Installation and Configuration

After you have installed TIBCO MFT Platform Server for UNIX, you must configure security-related parameters mentioned in the following sections based on your requirements:

config.txt Parameters

There are a variety of config.txt parameters that affect security mentioned in the following sections. For a detailed description of these parameters, see the "Configuration Parameters" in TIBCO® Managed File Transfer Platform Server for UNIX Installation and Operation Guide.

config.txt Security Parameters

Parameter Description
SecurityPolicy

Defines the security policy for the Platform Server started task. You can configure the following values:

NONE: No security policy is defined.

FIPS140: STC is FIPS140 compliant.

HIPAA: HIPAA rules requiring encryption are followed.

ClientVerification

For TLS/SSL transfer, client certificates are required.

AllowRoot

Defines whether responder transfers can run under root. You can configure the following values:

All: Allow transfers to run under root.

N: Do not allow transfers to run under root.

Password: Allow transfers to run under root if the root password is defined. The default value of N is recommended.

PamAuth Defines whether PAM authentication is used. Support for root installations only.
SemaphoreMaxWaitTime Defines how long CyberMgr waits to complete. You may need to raise this value on high volume systems if you find that audit records (log.txt) are not being written.
RpcSynchIntervalHA Defines the time range between the RPC client and RPC server that is honored. HA requires that the time is synchronized on RPC clients and RPC servers. If the times are not synchronized, you may need to increase the sync interval. This parameter is only needed when running in HA.
SSLEnabledProtocols Defines the SSL/TLS protocols that are used. This parameter is defined in both the SERVER and CLIENT sections of the config.txt file.
Ciphers Defines the SSL/TLS ciphers that are used. This parameter is defined in both the SERVER and CLIENT sections of the config.txt file.
Umask_Default Defines the UNIX umask applied to the newly created files on the server. This is used for responder transfers only.
Uperm_Default Defines the UNIX permissions set for newly created files on the server. This is used for responder transfers only.
CheckCRL Defines whether CRL is checked for SSL/TLS transfers.
CAPath Defines the path where the CRL checking looks for the hashed file names.
AccessControlConfig Defines the fully qualified path of the Access Control Config files.
AliasConfig Defines the fully qualified path of the Alias Config files.
RunCyberRespAsNonRoot Defines whether you can run the CyberResp daemon as a non-root user.

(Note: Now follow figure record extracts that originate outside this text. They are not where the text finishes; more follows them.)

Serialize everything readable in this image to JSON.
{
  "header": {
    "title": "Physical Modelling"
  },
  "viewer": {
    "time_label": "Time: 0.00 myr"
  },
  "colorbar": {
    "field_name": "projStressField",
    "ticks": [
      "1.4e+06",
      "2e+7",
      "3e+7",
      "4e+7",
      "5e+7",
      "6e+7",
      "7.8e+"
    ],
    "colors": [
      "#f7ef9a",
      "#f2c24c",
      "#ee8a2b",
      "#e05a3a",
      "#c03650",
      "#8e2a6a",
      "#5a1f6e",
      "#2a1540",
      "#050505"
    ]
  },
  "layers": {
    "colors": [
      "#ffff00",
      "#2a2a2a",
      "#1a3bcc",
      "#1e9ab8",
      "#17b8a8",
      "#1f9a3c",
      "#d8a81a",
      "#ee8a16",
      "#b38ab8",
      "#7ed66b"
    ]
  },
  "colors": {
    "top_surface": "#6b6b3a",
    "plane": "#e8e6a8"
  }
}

Responder Profile Password Rule Parameters

These parameters define the rules used when responder profiles are created. These rules apply to responder passwords created by the cfrprofile utility or through Command Center.

Parse Commands

These parameters define how an argument should be parsed. For a detailed description of these parameters, see the "Common Configuration Parameters" in TIBCO® Managed File Transfer Platform Server for UNIX User's Guide.

Communication Parameters

These parameters allow you to set the Adapter IP address that Platform Server uses when establishing TCP connections. You can set different Adapter IP address parameters for IPv4 and IPv6 and for Listen(Responder) and Connect(Initiator).

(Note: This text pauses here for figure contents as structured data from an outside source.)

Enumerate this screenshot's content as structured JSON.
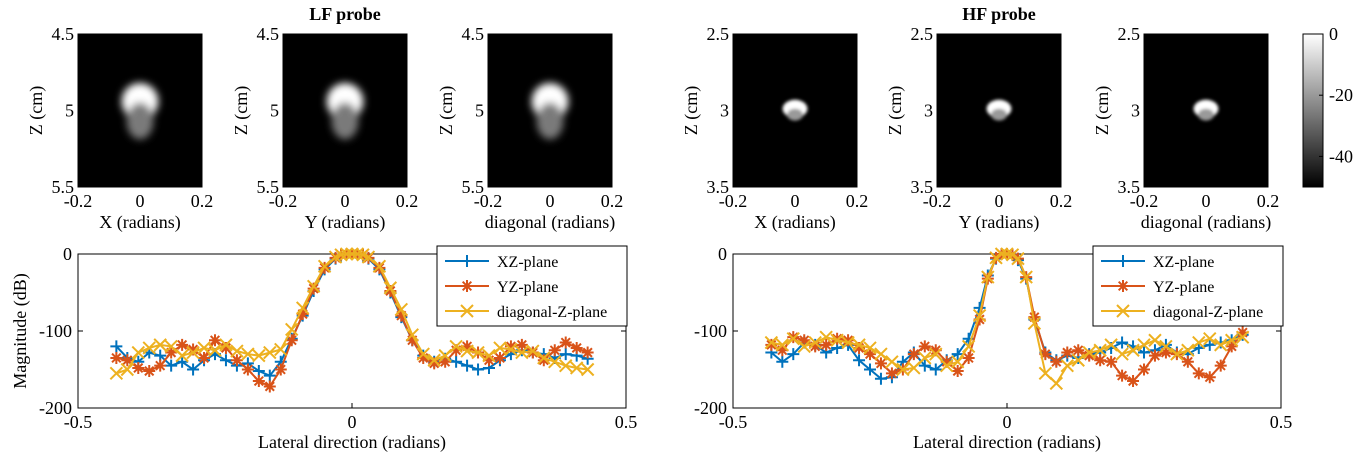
{
  "chart_data": [
    {
      "group": "LF probe",
      "type": "heatmap",
      "xlabel": "X (radians)",
      "ylabel": "Z (cm)",
      "xlim": [
        -0.2,
        0.2
      ],
      "ylim": [
        4.5,
        5.5
      ],
      "xticks": [
        "-0.2",
        "0",
        "0.2"
      ],
      "yticks": [
        "4.5",
        "5",
        "5.5"
      ],
      "spot": {
        "x": 0.0,
        "z_top": 4.82,
        "z_bottom": 5.22,
        "peak_db": 0
      }
    },
    {
      "group": "LF probe",
      "type": "heatmap",
      "title": "LF probe",
      "xlabel": "Y (radians)",
      "ylabel": "Z (cm)",
      "xlim": [
        -0.2,
        0.2
      ],
      "ylim": [
        4.5,
        5.5
      ],
      "xticks": [
        "-0.2",
        "0",
        "0.2"
      ],
      "yticks": [
        "4.5",
        "5",
        "5.5"
      ],
      "spot": {
        "x": 0.0,
        "z_top": 4.82,
        "z_bottom": 5.22,
        "peak_db": 0
      }
    },
    {
      "group": "LF probe",
      "type": "heatmap",
      "xlabel": "diagonal (radians)",
      "ylabel": "Z (cm)",
      "xlim": [
        -0.2,
        0.2
      ],
      "ylim": [
        4.5,
        5.5
      ],
      "xticks": [
        "-0.2",
        "0",
        "0.2"
      ],
      "yticks": [
        "4.5",
        "5",
        "5.5"
      ],
      "spot": {
        "x": 0.0,
        "z_top": 4.82,
        "z_bottom": 5.22,
        "peak_db": 0
      }
    },
    {
      "group": "HF probe",
      "type": "heatmap",
      "xlabel": "X (radians)",
      "ylabel": "Z (cm)",
      "xlim": [
        -0.2,
        0.2
      ],
      "ylim": [
        2.5,
        3.5
      ],
      "xticks": [
        "-0.2",
        "0",
        "0.2"
      ],
      "yticks": [
        "2.5",
        "3",
        "3.5"
      ],
      "spot": {
        "x": 0.0,
        "z_top": 2.93,
        "z_bottom": 3.06,
        "peak_db": 0
      }
    },
    {
      "group": "HF probe",
      "type": "heatmap",
      "title": "HF probe",
      "xlabel": "Y (radians)",
      "ylabel": "Z (cm)",
      "xlim": [
        -0.2,
        0.2
      ],
      "ylim": [
        2.5,
        3.5
      ],
      "xticks": [
        "-0.2",
        "0",
        "0.2"
      ],
      "yticks": [
        "2.5",
        "3",
        "3.5"
      ],
      "spot": {
        "x": 0.0,
        "z_top": 2.93,
        "z_bottom": 3.06,
        "peak_db": 0
      }
    },
    {
      "group": "HF probe",
      "type": "heatmap",
      "xlabel": "diagonal (radians)",
      "ylabel": "Z (cm)",
      "xlim": [
        -0.2,
        0.2
      ],
      "ylim": [
        2.5,
        3.5
      ],
      "xticks": [
        "-0.2",
        "0",
        "0.2"
      ],
      "yticks": [
        "2.5",
        "3",
        "3.5"
      ],
      "spot": {
        "x": 0.0,
        "z_top": 2.93,
        "z_bottom": 3.06,
        "peak_db": 0
      },
      "colorbar": {
        "range": [
          -50,
          0
        ],
        "ticks": [
          "0",
          "-20",
          "-40"
        ],
        "tick_values": [
          0,
          -20,
          -40
        ]
      }
    },
    {
      "group": "LF probe",
      "type": "line",
      "xlabel": "Lateral direction (radians)",
      "ylabel": "Magnitude (dB)",
      "xlim": [
        -0.5,
        0.5
      ],
      "ylim": [
        -200,
        0
      ],
      "xticks": [
        "-0.5",
        "0",
        "0.5"
      ],
      "yticks": [
        "0",
        "-100",
        "-200"
      ],
      "legend_position": "top-right",
      "x": [
        -0.43,
        -0.41,
        -0.39,
        -0.37,
        -0.35,
        -0.33,
        -0.31,
        -0.29,
        -0.27,
        -0.25,
        -0.23,
        -0.21,
        -0.19,
        -0.17,
        -0.15,
        -0.13,
        -0.11,
        -0.09,
        -0.07,
        -0.05,
        -0.03,
        -0.02,
        -0.01,
        0.0,
        0.01,
        0.02,
        0.03,
        0.05,
        0.07,
        0.09,
        0.11,
        0.13,
        0.15,
        0.17,
        0.19,
        0.21,
        0.23,
        0.25,
        0.27,
        0.29,
        0.31,
        0.33,
        0.35,
        0.37,
        0.39,
        0.41,
        0.43
      ],
      "series": [
        {
          "name": "XZ-plane",
          "color": "#0072BD",
          "marker": "+",
          "values": [
            -120,
            -135,
            -140,
            -128,
            -132,
            -145,
            -140,
            -150,
            -138,
            -130,
            -138,
            -145,
            -142,
            -152,
            -158,
            -140,
            -110,
            -80,
            -48,
            -20,
            -6,
            -2,
            0,
            0,
            0,
            -2,
            -6,
            -20,
            -50,
            -82,
            -112,
            -132,
            -140,
            -136,
            -140,
            -145,
            -150,
            -148,
            -138,
            -130,
            -125,
            -128,
            -130,
            -135,
            -130,
            -132,
            -136
          ]
        },
        {
          "name": "YZ-plane",
          "color": "#D95319",
          "marker": "*",
          "values": [
            -135,
            -138,
            -148,
            -152,
            -145,
            -128,
            -118,
            -124,
            -135,
            -112,
            -122,
            -138,
            -150,
            -165,
            -172,
            -150,
            -112,
            -78,
            -45,
            -18,
            -5,
            -1,
            0,
            0,
            0,
            -1,
            -5,
            -18,
            -48,
            -80,
            -112,
            -135,
            -142,
            -140,
            -125,
            -120,
            -128,
            -138,
            -135,
            -120,
            -118,
            -128,
            -138,
            -125,
            -115,
            -122,
            -128
          ]
        },
        {
          "name": "diagonal-Z-plane",
          "color": "#EDB120",
          "marker": "x",
          "values": [
            -155,
            -150,
            -128,
            -122,
            -118,
            -120,
            -132,
            -128,
            -122,
            -125,
            -118,
            -126,
            -130,
            -132,
            -128,
            -124,
            -98,
            -70,
            -42,
            -16,
            -4,
            -1,
            0,
            0,
            0,
            -1,
            -4,
            -16,
            -44,
            -72,
            -105,
            -130,
            -138,
            -132,
            -120,
            -126,
            -128,
            -132,
            -122,
            -124,
            -128,
            -126,
            -135,
            -140,
            -145,
            -148,
            -150
          ]
        }
      ]
    },
    {
      "group": "HF probe",
      "type": "line",
      "xlabel": "Lateral direction (radians)",
      "ylabel": "",
      "xlim": [
        -0.5,
        0.5
      ],
      "ylim": [
        -200,
        0
      ],
      "xticks": [
        "-0.5",
        "0",
        "0.5"
      ],
      "yticks": [
        "0",
        "-100",
        "-200"
      ],
      "legend_position": "top-right",
      "x": [
        -0.43,
        -0.41,
        -0.39,
        -0.37,
        -0.35,
        -0.33,
        -0.31,
        -0.29,
        -0.27,
        -0.25,
        -0.23,
        -0.21,
        -0.19,
        -0.17,
        -0.15,
        -0.13,
        -0.11,
        -0.09,
        -0.07,
        -0.05,
        -0.035,
        -0.02,
        -0.01,
        0.0,
        0.01,
        0.02,
        0.035,
        0.05,
        0.07,
        0.09,
        0.11,
        0.13,
        0.15,
        0.17,
        0.19,
        0.21,
        0.23,
        0.25,
        0.27,
        0.29,
        0.31,
        0.33,
        0.35,
        0.37,
        0.39,
        0.41,
        0.43
      ],
      "series": [
        {
          "name": "XZ-plane",
          "color": "#0072BD",
          "marker": "+",
          "values": [
            -128,
            -140,
            -130,
            -115,
            -118,
            -128,
            -122,
            -118,
            -138,
            -150,
            -162,
            -160,
            -140,
            -128,
            -145,
            -150,
            -138,
            -130,
            -110,
            -70,
            -28,
            -6,
            0,
            0,
            -1,
            -8,
            -32,
            -85,
            -128,
            -138,
            -132,
            -135,
            -130,
            -128,
            -122,
            -115,
            -120,
            -128,
            -125,
            -118,
            -128,
            -130,
            -122,
            -118,
            -115,
            -112,
            -105
          ]
        },
        {
          "name": "YZ-plane",
          "color": "#D95319",
          "marker": "*",
          "values": [
            -118,
            -125,
            -108,
            -112,
            -120,
            -118,
            -110,
            -112,
            -122,
            -130,
            -142,
            -155,
            -150,
            -130,
            -120,
            -125,
            -140,
            -152,
            -135,
            -85,
            -32,
            -5,
            0,
            0,
            -1,
            -6,
            -30,
            -82,
            -130,
            -140,
            -128,
            -125,
            -132,
            -138,
            -140,
            -158,
            -165,
            -150,
            -132,
            -128,
            -130,
            -140,
            -155,
            -160,
            -145,
            -120,
            -102
          ]
        },
        {
          "name": "diagonal-Z-plane",
          "color": "#EDB120",
          "marker": "x",
          "values": [
            -115,
            -118,
            -110,
            -120,
            -115,
            -108,
            -112,
            -115,
            -118,
            -122,
            -130,
            -140,
            -150,
            -148,
            -135,
            -130,
            -145,
            -140,
            -120,
            -80,
            -30,
            -5,
            0,
            0,
            -1,
            -6,
            -30,
            -90,
            -155,
            -168,
            -145,
            -138,
            -128,
            -125,
            -118,
            -130,
            -125,
            -118,
            -112,
            -120,
            -130,
            -125,
            -115,
            -110,
            -118,
            -112,
            -108
          ]
        }
      ]
    }
  ]
}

Group Class Checking Parameters

Parameter Description
AdminGroup Defines users that can create node definitions, user profiles, and responder profiles. Users can also inquire on completed transfers executed by any user.
BrowseGroup Defines users that can inquire on completed transfers executed by any user.
TransferGroup Defines users that can execute transfers initiated by Command Center.
StrictGroupChecking Defines users that are granted rights assigned by membership in the group, if a group is not defined. This parameter defines whether requests should be denied if the group is not defined.

Miscellaneous Parameters

Parameter Description
RequiredNodeDefinition

Allows you to require pre-defined nodes for initiator and responder requests. This parameter is defined in two places:

SERVER: for Responder Transfers

CLIENT: for Initiator Transfers

ResponderProfile Sets the default that defines whether responder profiles are required. This parameter can be overridden by node definitions.
AcceptVerifiedUser We suggest using the default value of No.

Node Parameters

There are a variety of node parameters that affect security. For a more detailed description of these parameters, see the "Transfer Using Nodes" section in TIBCO® Managed File Transfer Platform Server for UNIX Installation and Operation Guide.

Security Parameters

Parameter Description
SecurityPolicy

Allows you to override the config.txt setting for transfers to this node.

ResponderProfile

Overrides the config.txt Responder Profile setting when running in root mode. For non-root mode, responder requests always validate against responder profiles.

AcceptVerifiedUser We suggest using the default value of No.
Encrypt Defines the default encryption for initiator transfers with this node.
CommandSupport Defines whether requests from this IP Address supports Command Center functions.
TLS Defines whether communication to this node should be through TLS or Tunnel communication.